Las Vegas Sun

April 25, 2024

Salmon scout out creek days before festival

While the number is still small compared to last year's robust run, biologists expect more salmon to fight their way up the stream by midweek, following a heavy release of water from Fallen Leaf Lake.

The new channels carved by this year's floods are expected to do little more than confuse the kokanee for a short time.

"I have faith in the evolutionary drive of the fish. It's amazing what these fish will go through to spawn," said Jeff Reiner, a fisheries biologist with the U.S. Forest Service's Lake Tahoe Basin Management Unit.

The relatively late run - last year the fish were schooling in the Creek by mid-September - is not unusual, and probably due to recent warm weather, Reiner added.

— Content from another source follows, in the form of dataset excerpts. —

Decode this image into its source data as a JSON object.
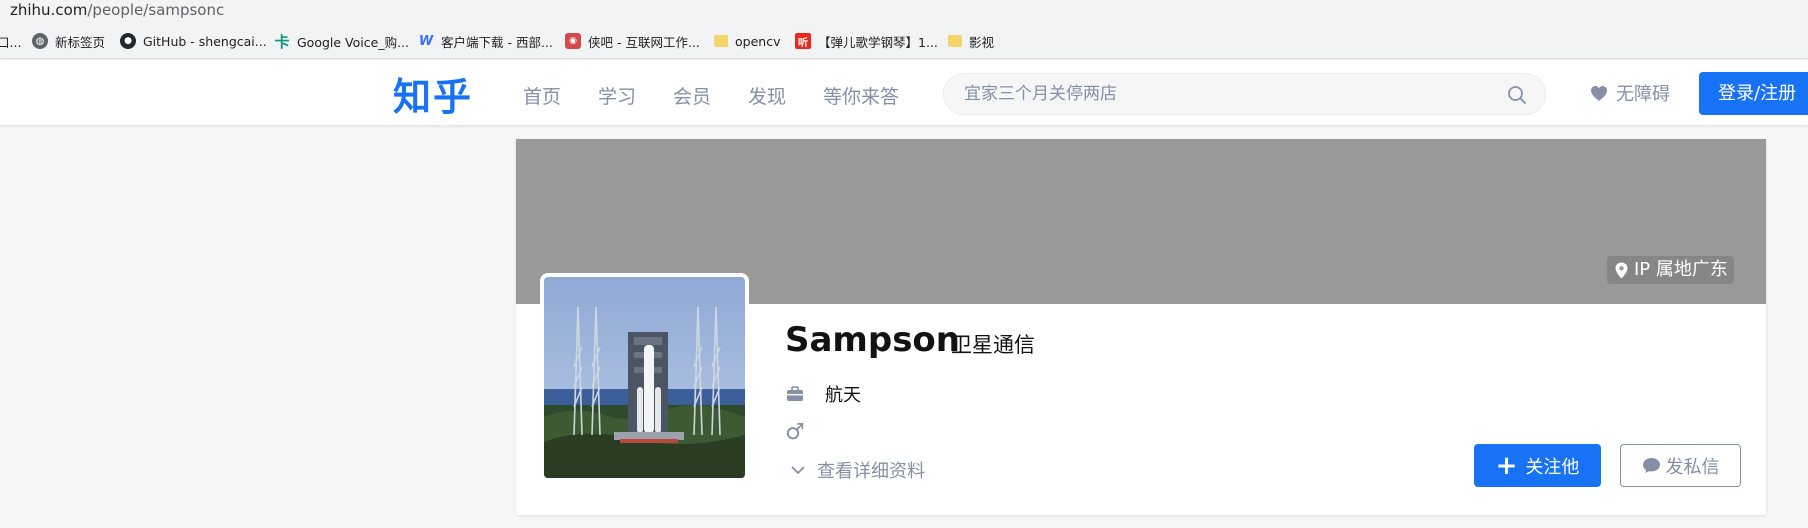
{
  "browser": {
    "url_host": "zhihu.com",
    "url_path": "/people/sampsonc"
  },
  "bookmarks": [
    {
      "label": "口...",
      "icon": "folder-cut-icon"
    },
    {
      "label": "新标签页",
      "icon": "globe-icon"
    },
    {
      "label": "GitHub - shengcai...",
      "icon": "github-icon"
    },
    {
      "label": "Google Voice_购...",
      "icon": "ka-icon"
    },
    {
      "label": "客户端下载 - 西部...",
      "icon": "w-icon"
    },
    {
      "label": "侠吧 - 互联网工作...",
      "icon": "xiaba-icon"
    },
    {
      "label": "opencv",
      "icon": "folder-icon"
    },
    {
      "label": "【弹儿歌学钢琴】1...",
      "icon": "ting-icon"
    },
    {
      "label": "影视",
      "icon": "folder-icon"
    }
  ],
  "header": {
    "logo": "知乎",
    "nav": [
      "首页",
      "学习",
      "会员",
      "发现",
      "等你来答"
    ],
    "search_placeholder": "宜家三个月关停两店",
    "accessibility": "无障碍",
    "login": "登录/注册"
  },
  "profile": {
    "ip_location": "IP 属地广东",
    "name": "Sampson",
    "headline": "卫星通信",
    "industry": "航天",
    "gender_symbol": "♂",
    "detail_link": "查看详细资料",
    "follow_button": "关注他",
    "message_button": "发私信"
  },
  "colors": {
    "brand": "#1772f6",
    "cover": "#999999",
    "muted": "#8590a6"
  }
}
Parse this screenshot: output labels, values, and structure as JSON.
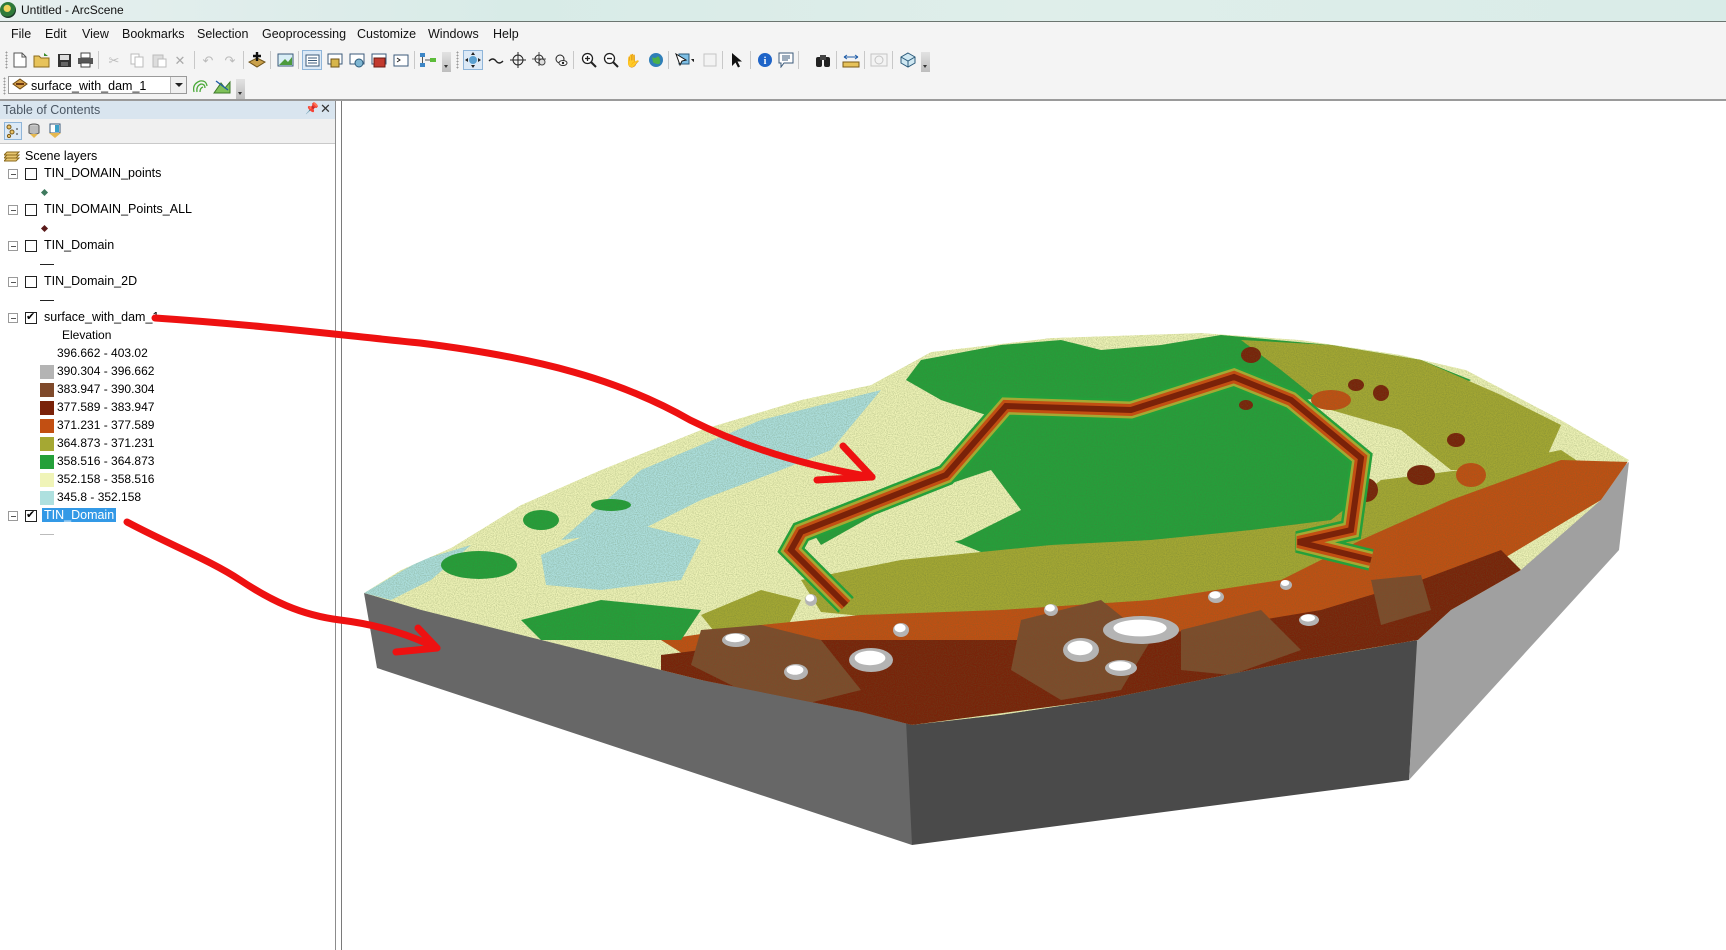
{
  "window": {
    "title": "Untitled - ArcScene"
  },
  "menu": {
    "items": [
      "File",
      "Edit",
      "View",
      "Bookmarks",
      "Selection",
      "Geoprocessing",
      "Customize",
      "Windows",
      "Help"
    ]
  },
  "toolbar": {
    "standard_icons": [
      "new-document-icon",
      "open-folder-icon",
      "save-icon",
      "print-icon",
      "cut-icon",
      "copy-icon",
      "paste-icon",
      "delete-icon",
      "undo-icon",
      "redo-icon",
      "add-data-icon",
      "scene-properties-icon",
      "table-of-contents-icon",
      "catalog-icon",
      "search-window-icon",
      "arctoolbox-icon",
      "python-window-icon",
      "modelbuilder-icon"
    ],
    "tools_icons": [
      "navigate-icon",
      "fly-icon",
      "target-center-icon",
      "zoom-to-target-icon",
      "set-observer-icon",
      "zoom-in-icon",
      "zoom-out-icon",
      "pan-icon",
      "full-extent-icon",
      "select-features-icon",
      "clear-selection-icon",
      "select-elements-icon",
      "identify-icon",
      "html-popup-icon",
      "find-icon",
      "measure-icon",
      "time-slider-icon",
      "3d-effects-icon"
    ],
    "layer_selector": {
      "value": "surface_with_dam_1"
    }
  },
  "toc": {
    "title": "Table of Contents",
    "root_label": "Scene layers",
    "layers": [
      {
        "name": "TIN_DOMAIN_points",
        "checked": false,
        "symbol": "point",
        "symbol_color": "#3f7a5e"
      },
      {
        "name": "TIN_DOMAIN_Points_ALL",
        "checked": false,
        "symbol": "point",
        "symbol_color": "#5a1a1a"
      },
      {
        "name": "TIN_Domain",
        "checked": false,
        "symbol": "line",
        "symbol_color": "#222222"
      },
      {
        "name": "TIN_Domain_2D",
        "checked": false,
        "symbol": "line",
        "symbol_color": "#222222"
      },
      {
        "name": "surface_with_dam_1",
        "checked": true,
        "symbol": "legend"
      },
      {
        "name": "TIN_Domain",
        "checked": true,
        "symbol": "line",
        "symbol_color": "#bbbbbb",
        "selected": true
      }
    ],
    "legend": {
      "field_label": "Elevation",
      "classes": [
        {
          "label": "396.662 - 403.02",
          "color": "#ffffff"
        },
        {
          "label": "390.304 - 396.662",
          "color": "#b4b4b4"
        },
        {
          "label": "383.947 - 390.304",
          "color": "#7f4a2b"
        },
        {
          "label": "377.589 - 383.947",
          "color": "#7a2209"
        },
        {
          "label": "371.231 - 377.589",
          "color": "#c24f12"
        },
        {
          "label": "364.873 - 371.231",
          "color": "#a5a833"
        },
        {
          "label": "358.516 - 364.873",
          "color": "#24a03a"
        },
        {
          "label": "352.158 - 358.516",
          "color": "#f0f4b8"
        },
        {
          "label": "345.8 - 352.158",
          "color": "#aee0df"
        }
      ]
    }
  },
  "scene": {
    "side_wall_light": "#a0a0a0",
    "side_wall_mid": "#676767",
    "side_wall_dark": "#4a4a4a",
    "annotation_color": "#ee1111"
  }
}
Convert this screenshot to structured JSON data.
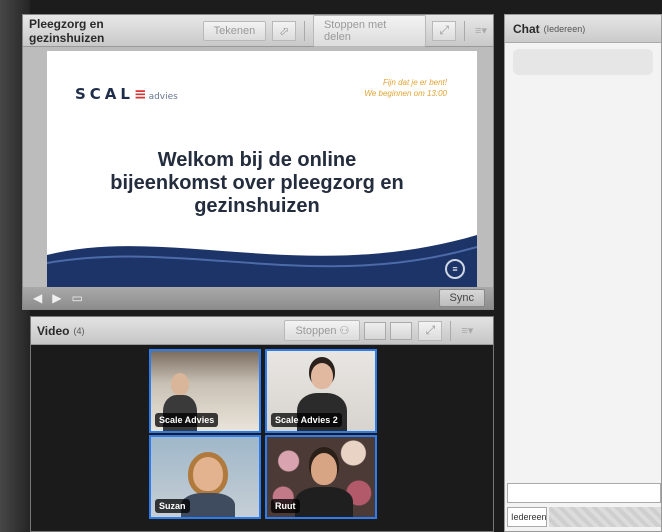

When they return, the spawning salmon will find a Taylor Creek that is radically different from the stream where they were born two to four years ago. The New Year's Day flood of 1997 scoured out the main stream channel, leaving some spawning beds high and dry, but improving the habitat in other areas.

"It's a pretty nice looking stream," said Reiner, who has walked its length three times in recent weeks removing debris from the stream channels. "The new channel has more cover, so when the eggs hatch out, the fry won't be exposed to as many predators. There's probably about the same amount of spawning ground, but it's in different places."